Strengthening Prompt Constraints Against Hallucinations
Despite explicit instructions, some models still generated <link rel="stylesheet" href="styles.css">, falling back to common web dev patterns. The fix was to make the system prompt even more explicit, with capitalized negative constraints: “MUST NOT use the <link> tag,” “NO external files,” etc. This helped eliminate ambiguity and reduced the frequency of these hallucinations.
Navigating Python Dependency Issues
Not all bugs are code bugs. The introduction of the ollama Python library led to an environment-level issue: an incompatibility between Ollama’s requirement for Pydantic v2 and existing environments with Pydantic v1. This surfaced as a TypeError when importing ollama. The fix wasn’t in code, but in documentation: explicitly instructing users to reinstall with pip install --upgrade --force-reinstall ollama to force the correct dependency versions.
Conclusion
Key Takeaways: Prompt Design, Defensive Coding, and Iterative Development
Building Aether Architect highlighted several enduring truths about working with LLMs and integrating them into production systems:
- The Prompt is the Program: Output quality is determined more by the prompt than by the model itself. Precision and explicit constraints are essential.
- Guardrails Foster Creativity: Rigid structural and brand constraints free the model to focus creativity where it’s actually valuable , in design and layout, not in inventing arbitrary new structures.
- Code Must Be Defensive: LLMs are non-deterministic. Assume that every API call can return unexpected formats or hallucinated output, and handle them gracefully.
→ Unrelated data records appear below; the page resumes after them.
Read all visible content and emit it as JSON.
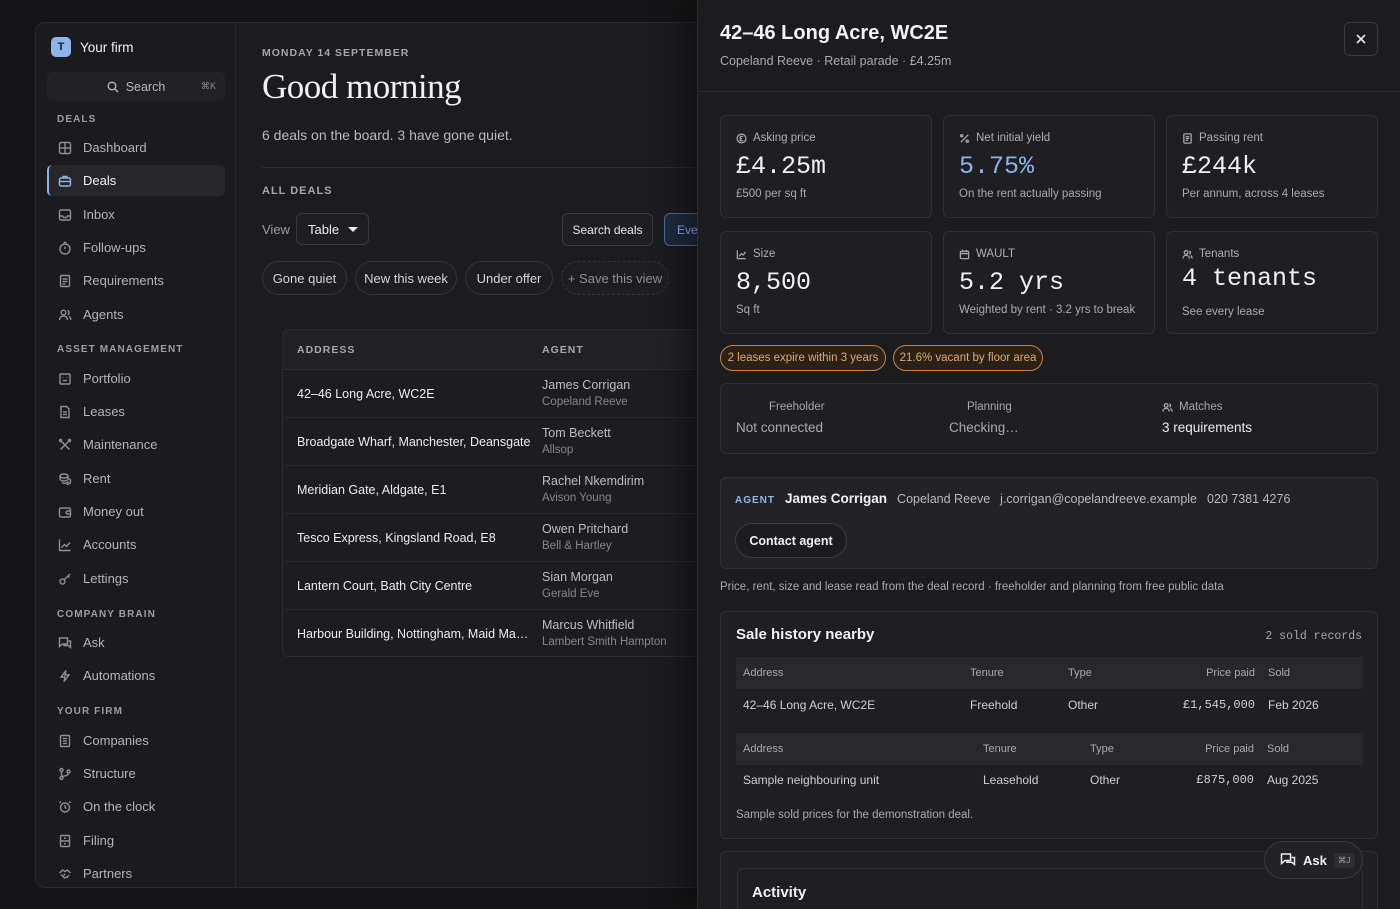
{
  "firm": {
    "initial": "T",
    "name": "Your firm"
  },
  "search": {
    "label": "Search",
    "shortcut": "⌘K"
  },
  "sidebar": {
    "sections": [
      {
        "label": "DEALS",
        "items": [
          "Dashboard",
          "Deals",
          "Inbox",
          "Follow-ups",
          "Requirements",
          "Agents"
        ]
      },
      {
        "label": "ASSET MANAGEMENT",
        "items": [
          "Portfolio",
          "Leases",
          "Maintenance",
          "Rent",
          "Money out",
          "Accounts",
          "Lettings"
        ]
      },
      {
        "label": "COMPANY BRAIN",
        "items": [
          "Ask",
          "Automations"
        ]
      },
      {
        "label": "YOUR FIRM",
        "items": [
          "Companies",
          "Structure",
          "On the clock",
          "Filing",
          "Partners"
        ]
      }
    ],
    "active": "Deals"
  },
  "main": {
    "date": "MONDAY 14 SEPTEMBER",
    "greeting": "Good morning",
    "summary": "6 deals on the board. 3 have gone quiet.",
    "all_deals_label": "ALL DEALS",
    "view_label": "View",
    "view_value": "Table",
    "search_deals": "Search deals",
    "partial_button": "Ever",
    "chips": [
      "Gone quiet",
      "New this week",
      "Under offer",
      "+ Save this view"
    ],
    "table": {
      "headers": [
        "ADDRESS",
        "AGENT"
      ],
      "rows": [
        {
          "address": "42–46 Long Acre, WC2E",
          "agent": "James Corrigan",
          "agency": "Copeland Reeve"
        },
        {
          "address": "Broadgate Wharf, Manchester, Deansgate",
          "agent": "Tom Beckett",
          "agency": "Allsop"
        },
        {
          "address": "Meridian Gate, Aldgate, E1",
          "agent": "Rachel Nkemdirim",
          "agency": "Avison Young"
        },
        {
          "address": "Tesco Express, Kingsland Road, E8",
          "agent": "Owen Pritchard",
          "agency": "Bell & Hartley"
        },
        {
          "address": "Lantern Court, Bath City Centre",
          "agent": "Sian Morgan",
          "agency": "Gerald Eve"
        },
        {
          "address": "Harbour Building, Nottingham, Maid Marian Way",
          "agent": "Marcus Whitfield",
          "agency": "Lambert Smith Hampton"
        }
      ]
    }
  },
  "panel": {
    "title": "42–46 Long Acre, WC2E",
    "subtitle": "Copeland Reeve · Retail parade · £4.25m",
    "stats": [
      {
        "label": "Asking price",
        "value": "£4.25m",
        "note": "£500 per sq ft",
        "icon": "coin-icon"
      },
      {
        "label": "Net initial yield",
        "value": "5.75%",
        "note": "On the rent actually passing",
        "icon": "percent-icon"
      },
      {
        "label": "Passing rent",
        "value": "£244k",
        "note": "Per annum, across 4 leases",
        "icon": "receipt-icon"
      },
      {
        "label": "Size",
        "value": "8,500",
        "note": "Sq ft",
        "icon": "chart-icon"
      },
      {
        "label": "WAULT",
        "value": "5.2 yrs",
        "note": "Weighted by rent · 3.2 yrs to break",
        "icon": "calendar-icon"
      },
      {
        "label": "Tenants",
        "value": "4 tenants",
        "note": "See every lease",
        "icon": "people-icon"
      }
    ],
    "warnings": [
      "2 leases expire within 3 years",
      "21.6% vacant by floor area"
    ],
    "info": [
      {
        "label": "Freeholder",
        "value": "Not connected"
      },
      {
        "label": "Planning",
        "value": "Checking…"
      },
      {
        "label": "Matches",
        "value": "3 requirements"
      }
    ],
    "agent": {
      "tag": "AGENT",
      "name": "James Corrigan",
      "company": "Copeland Reeve",
      "email": "j.corrigan@copelandreeve.example",
      "phone": "020 7381 4276",
      "contact_label": "Contact agent"
    },
    "source_note": "Price, rent, size and lease read from the deal record · freeholder and planning from free public data",
    "sale_history": {
      "title": "Sale history nearby",
      "count": "2 sold records",
      "headers": [
        "Address",
        "Tenure",
        "Type",
        "Price paid",
        "Sold"
      ],
      "rows": [
        {
          "address": "42–46 Long Acre, WC2E",
          "tenure": "Freehold",
          "type": "Other",
          "price": "£1,545,000",
          "sold": "Feb 2026"
        },
        {
          "address": "Sample neighbouring unit",
          "tenure": "Leasehold",
          "type": "Other",
          "price": "£875,000",
          "sold": "Aug 2025"
        }
      ],
      "note": "Sample sold prices for the demonstration deal."
    },
    "activity_title": "Activity",
    "ask": {
      "label": "Ask",
      "shortcut": "⌘J"
    }
  }
}
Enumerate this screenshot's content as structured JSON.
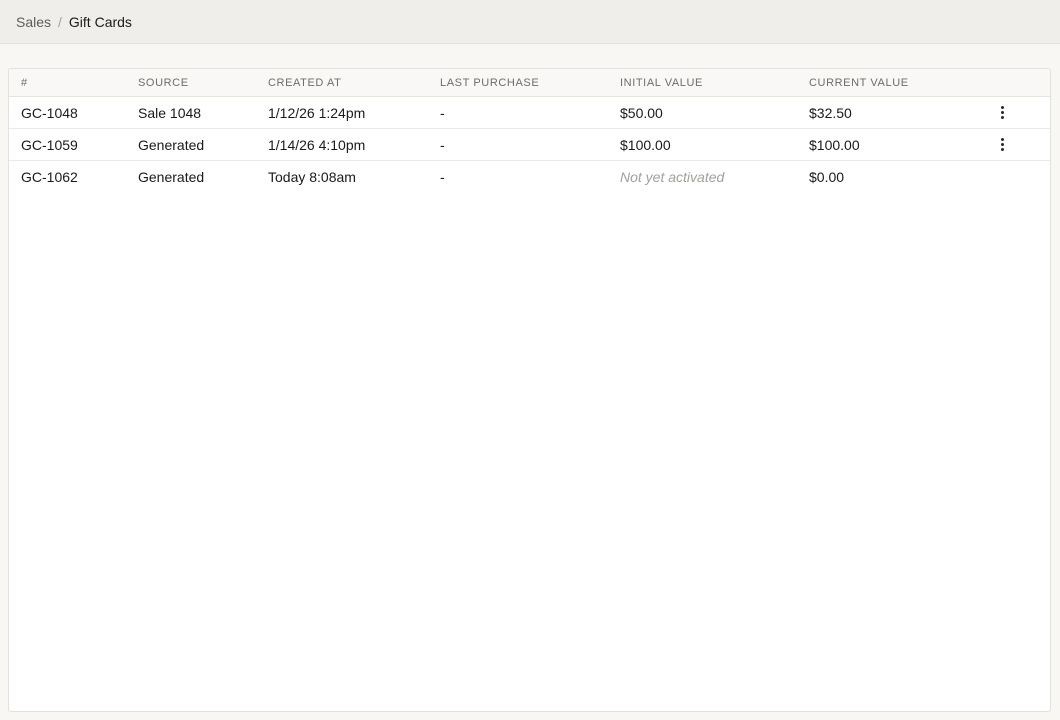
{
  "breadcrumb": {
    "parent": "Sales",
    "separator": "/",
    "current": "Gift Cards"
  },
  "table": {
    "columns": [
      "#",
      "Source",
      "Created At",
      "Last Purchase",
      "Initial Value",
      "Current Value"
    ],
    "rows": [
      {
        "id": "GC-1048",
        "source": "Sale 1048",
        "created_at": "1/12/26 1:24pm",
        "last_purchase": "-",
        "initial_value": "$50.00",
        "current_value": "$32.50",
        "has_menu": true
      },
      {
        "id": "GC-1059",
        "source": "Generated",
        "created_at": "1/14/26 4:10pm",
        "last_purchase": "-",
        "initial_value": "$100.00",
        "current_value": "$100.00",
        "has_menu": true
      },
      {
        "id": "GC-1062",
        "source": "Generated",
        "created_at": "Today 8:08am",
        "last_purchase": "-",
        "initial_value": "Not yet activated",
        "current_value": "$0.00",
        "has_menu": false
      }
    ]
  },
  "icons": {
    "row_menu": "more-vertical-icon"
  }
}
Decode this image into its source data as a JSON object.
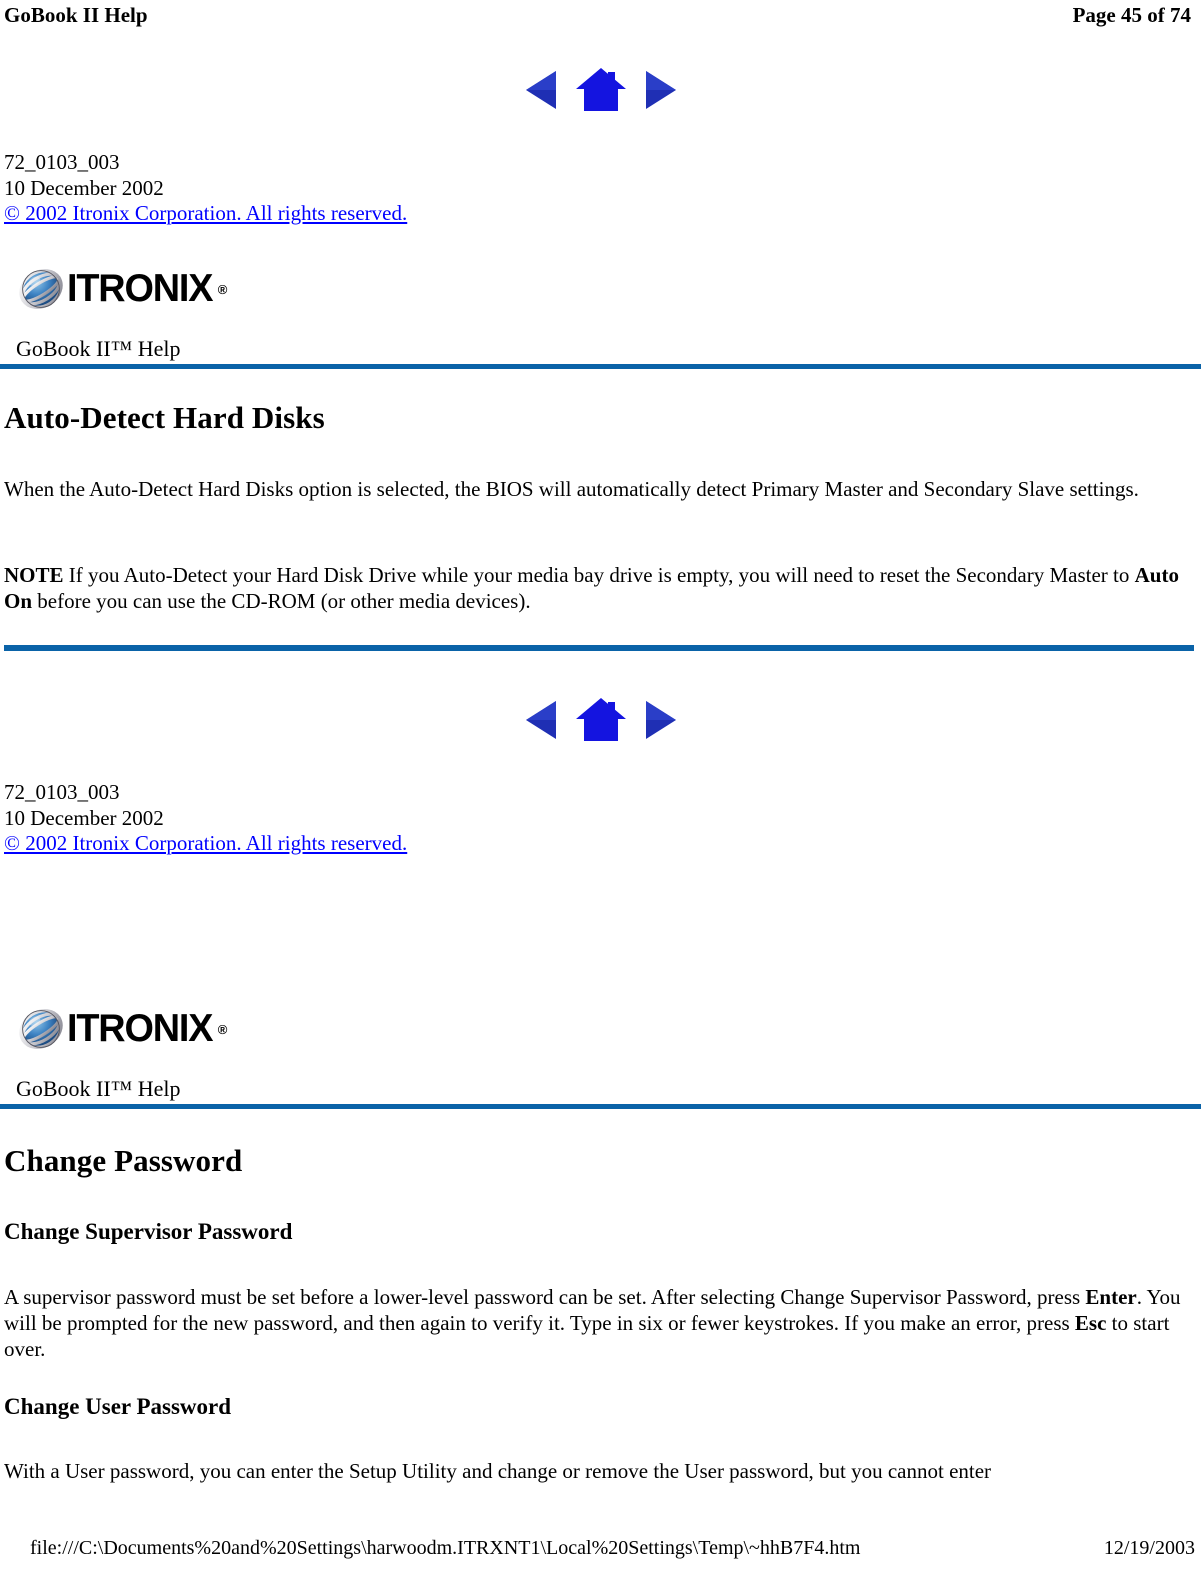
{
  "header": {
    "title": "GoBook II Help",
    "page_indicator": "Page 45 of 74"
  },
  "nav": {
    "back_icon": "left-triangle-icon",
    "home_icon": "house-icon",
    "forward_icon": "right-triangle-icon"
  },
  "doc_info": {
    "doc_id": "72_0103_003",
    "date": "10 December 2002",
    "copyright": "© 2002 Itronix Corporation.  All rights reserved."
  },
  "brand": {
    "globe_icon": "globe-icon",
    "wordmark": "ITRONIX",
    "registered": "®",
    "help_label": "GoBook II™ Help"
  },
  "sections": {
    "auto_detect": {
      "heading": "Auto-Detect Hard Disks",
      "intro_paragraph": "When the Auto-Detect Hard Disks option is selected, the BIOS will automatically detect Primary Master and Secondary Slave settings.",
      "note_label": "NOTE",
      "note_part1": "  If you Auto-Detect your Hard Disk Drive while your media bay drive is empty, you will need to reset the Secondary Master to ",
      "note_emphasis": "Auto On",
      "note_part2": " before you can use the CD-ROM (or other media devices)."
    },
    "change_password": {
      "heading": "Change Password",
      "supervisor": {
        "heading": "Change Supervisor Password",
        "part1": "A supervisor password must be set before a lower-level password can be set.  After selecting Change Supervisor Password, press ",
        "key1": "Enter",
        "part2": ".  You will be prompted for the new password, and then again to verify it.  Type in six or fewer keystrokes.  If you make an error, press ",
        "key2": "Esc",
        "part3": " to start over."
      },
      "user": {
        "heading": "Change User Password",
        "paragraph": "With a User password, you can enter the Setup Utility and change or remove the User password, but you cannot enter"
      }
    }
  },
  "footer": {
    "file_path": "file:///C:\\Documents%20and%20Settings\\harwoodm.ITRXNT1\\Local%20Settings\\Temp\\~hhB7F4.htm",
    "date": "12/19/2003"
  },
  "colors": {
    "rule_blue": "#0a63a8",
    "link_blue": "#0000ff",
    "nav_blue": "#1a1ae6"
  }
}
- Iteration is Unavoidable: Edge cases only emerge in real-world use. Expect a cycle of test, break, and fix, both in code and in prompt design.
- The Local Ecosystem is Diverse: Supporting local LLMs means accommodating different APIs, quirks, and even user environment issues. Flexibility is a feature, not an afterthought.
For anyone building real tools on top of LLMs, these lessons are foundational. The landscape is changing fast, but the need for robust prompts, defensive code, and relentless iteration isn’t going away.